Viomundo — Frequentemente críticas a Israel são tachadas de antissemitismo. Essa blindagem não é perigosa? Não seria uma forma de impedir o debate, ajudando a acobertar as atrocidades cometidas por Israel contra civis palestinos?

Bernardo Kucinski —Eu não tenho dúvidas de que um determinado tipo de narrativa crítica a Israel cruzou a linha e se tornou antissemita. Isso se dá em dois planos: um, que eu chamo de metafísico, totalmente inconsciente, no qual o atual mito da luta do mal absoluto (Israel) contra o bem (causa palestina) vai se encontrar com o velho mito do judeu que usava sangue de criancinhas para fazer o pão ázimo; o outro, mais visível, se dá no plano lingüístico, e é consciente, deliberado, como nesse incidente de associar a palavra cão à palavra judeu, ou quando você nas suas perguntas usa expressões como “Holocausto dos palestinos”  e “manipulação de informação pelo Mossad”.

Viomundo — Você não receia ser visto como sionista? Por quê?

Bernardo Kucinski — Não é ideologia que está em discussão (nem a minha nem a da Vila Vudu) e sim mentalidades e honestidade intelectual. Mas faço questão de dizer que tive a felicidade de ser formado pelas duas grandes utopias judaicas do século passado: o socialismo e o sionismo, e não renego nenhuma delas, embora ambas tenham sofrido pesadamente as agruras da história.  Nem o sionismo nem o socialismo são aventuras encerradas.

Viomundo — Como parte do movimento sionista, que brigou pela criação do estado de Israel, você nunca teve dúvidas a respeito da legitimidade do pleito, principalmente da maneira como se deu, com a expulsão de famílias palestinas?

Bernardo Kuckinski — Por partes:

1. A legitimidade de um movimento político-social é intrínseca, o que ele pode ser é mais fraco, mais forte, tolerante ou fanático, progressista ou reacionário, etc.

2.  O sionismo não “brigou” pelo Estado de Israel, lutou, com a perda de mais de 20 mil vidas, só do lado judeu, sem contar as vidas perdidas do lado árabe.

3. O fato gerador do exílio palestino foi a invasão de seis exércitos de países árabes que não aceitaram o plano de partilha proposta pela ONU em 1947. Tivesse a partilha sido aceita, haveria hoje dois estados e não haveria a diáspora palestina. Em Israel mesmo vivem hoje 1,5 milhão de árabes (20% da população).

4. A esquerda sionista repudia a atual política expansionista de Israel.

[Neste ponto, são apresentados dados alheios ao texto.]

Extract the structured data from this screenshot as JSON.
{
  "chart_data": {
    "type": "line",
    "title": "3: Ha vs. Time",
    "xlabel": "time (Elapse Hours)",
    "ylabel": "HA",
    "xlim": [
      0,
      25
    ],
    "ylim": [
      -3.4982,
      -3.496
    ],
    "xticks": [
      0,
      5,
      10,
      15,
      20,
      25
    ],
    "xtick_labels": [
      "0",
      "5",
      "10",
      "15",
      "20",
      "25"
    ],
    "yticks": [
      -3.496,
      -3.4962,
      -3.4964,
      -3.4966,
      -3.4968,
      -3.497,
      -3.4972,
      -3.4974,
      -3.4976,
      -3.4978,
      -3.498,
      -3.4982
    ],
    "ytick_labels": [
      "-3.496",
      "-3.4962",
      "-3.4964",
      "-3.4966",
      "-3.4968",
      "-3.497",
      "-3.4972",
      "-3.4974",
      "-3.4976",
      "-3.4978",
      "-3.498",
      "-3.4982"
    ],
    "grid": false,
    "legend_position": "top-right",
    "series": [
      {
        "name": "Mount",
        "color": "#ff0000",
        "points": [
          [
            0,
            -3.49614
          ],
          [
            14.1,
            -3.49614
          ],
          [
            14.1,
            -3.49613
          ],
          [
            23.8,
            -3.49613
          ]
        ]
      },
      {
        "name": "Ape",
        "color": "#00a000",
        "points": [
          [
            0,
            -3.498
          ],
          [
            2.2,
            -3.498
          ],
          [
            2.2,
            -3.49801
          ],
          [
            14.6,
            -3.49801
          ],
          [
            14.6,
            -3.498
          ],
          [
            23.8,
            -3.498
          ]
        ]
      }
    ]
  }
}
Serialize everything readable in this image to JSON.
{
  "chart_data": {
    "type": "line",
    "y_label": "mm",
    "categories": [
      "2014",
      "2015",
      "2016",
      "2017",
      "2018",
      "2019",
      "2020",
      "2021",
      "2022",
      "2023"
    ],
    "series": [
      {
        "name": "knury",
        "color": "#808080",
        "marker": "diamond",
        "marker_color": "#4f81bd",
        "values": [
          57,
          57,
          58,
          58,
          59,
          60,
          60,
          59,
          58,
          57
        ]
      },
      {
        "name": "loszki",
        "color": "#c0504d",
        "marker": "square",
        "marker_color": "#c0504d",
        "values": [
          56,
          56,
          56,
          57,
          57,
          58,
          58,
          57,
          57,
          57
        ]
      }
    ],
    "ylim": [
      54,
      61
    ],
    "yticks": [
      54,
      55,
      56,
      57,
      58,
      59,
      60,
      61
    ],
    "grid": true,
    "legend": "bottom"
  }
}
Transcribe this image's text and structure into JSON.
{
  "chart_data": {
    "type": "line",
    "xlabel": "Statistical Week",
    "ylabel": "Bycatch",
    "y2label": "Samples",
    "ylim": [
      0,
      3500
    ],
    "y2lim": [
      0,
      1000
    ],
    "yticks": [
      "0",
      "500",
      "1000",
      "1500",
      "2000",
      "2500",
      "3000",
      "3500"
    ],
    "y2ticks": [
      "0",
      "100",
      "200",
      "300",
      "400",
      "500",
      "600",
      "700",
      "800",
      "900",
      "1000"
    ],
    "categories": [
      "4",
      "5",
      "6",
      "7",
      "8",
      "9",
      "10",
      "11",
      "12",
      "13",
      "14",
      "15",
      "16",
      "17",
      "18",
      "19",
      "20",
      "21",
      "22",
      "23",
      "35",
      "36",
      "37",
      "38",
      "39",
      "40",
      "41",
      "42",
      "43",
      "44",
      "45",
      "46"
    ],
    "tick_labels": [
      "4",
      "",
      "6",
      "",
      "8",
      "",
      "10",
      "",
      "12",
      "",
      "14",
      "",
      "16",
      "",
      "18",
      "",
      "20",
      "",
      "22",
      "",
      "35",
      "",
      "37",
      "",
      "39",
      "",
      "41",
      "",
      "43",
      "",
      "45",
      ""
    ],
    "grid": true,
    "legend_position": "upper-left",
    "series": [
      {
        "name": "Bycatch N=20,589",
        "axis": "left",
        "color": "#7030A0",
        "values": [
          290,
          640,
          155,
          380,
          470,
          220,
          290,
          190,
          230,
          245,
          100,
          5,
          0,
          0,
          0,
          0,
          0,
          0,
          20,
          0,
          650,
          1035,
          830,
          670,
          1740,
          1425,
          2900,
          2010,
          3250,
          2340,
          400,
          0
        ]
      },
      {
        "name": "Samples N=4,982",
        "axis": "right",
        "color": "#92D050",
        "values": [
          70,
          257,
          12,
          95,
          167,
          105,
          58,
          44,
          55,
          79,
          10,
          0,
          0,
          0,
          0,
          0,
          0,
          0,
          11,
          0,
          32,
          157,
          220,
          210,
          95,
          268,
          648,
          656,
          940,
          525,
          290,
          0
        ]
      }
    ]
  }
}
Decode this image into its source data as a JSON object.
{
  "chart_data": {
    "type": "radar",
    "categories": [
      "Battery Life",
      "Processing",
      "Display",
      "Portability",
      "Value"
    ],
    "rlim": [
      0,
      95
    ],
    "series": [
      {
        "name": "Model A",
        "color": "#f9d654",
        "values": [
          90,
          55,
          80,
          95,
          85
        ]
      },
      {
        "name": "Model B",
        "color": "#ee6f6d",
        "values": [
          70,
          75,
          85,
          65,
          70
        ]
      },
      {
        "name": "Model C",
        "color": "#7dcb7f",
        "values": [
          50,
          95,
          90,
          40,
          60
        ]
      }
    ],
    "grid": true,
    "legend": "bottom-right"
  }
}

Os palestinos reivindicam o direito de retorno, ponto muito mais delicado nas negociações de paz do que qualquer outro.

Viomundo — Em algum momento, você cogitou se a questão poderia ter sido resolvida de forma mais produtiva para a paz na região?

Bernardo Kucinski — Claro que poderia. Mas, infelizmente, as sociedades humanas ainda não amadureceram o suficiente para resolver seus conflitos por métodos produtivos e sensatos e as do Oriente Médio não seriam a exceção à regra.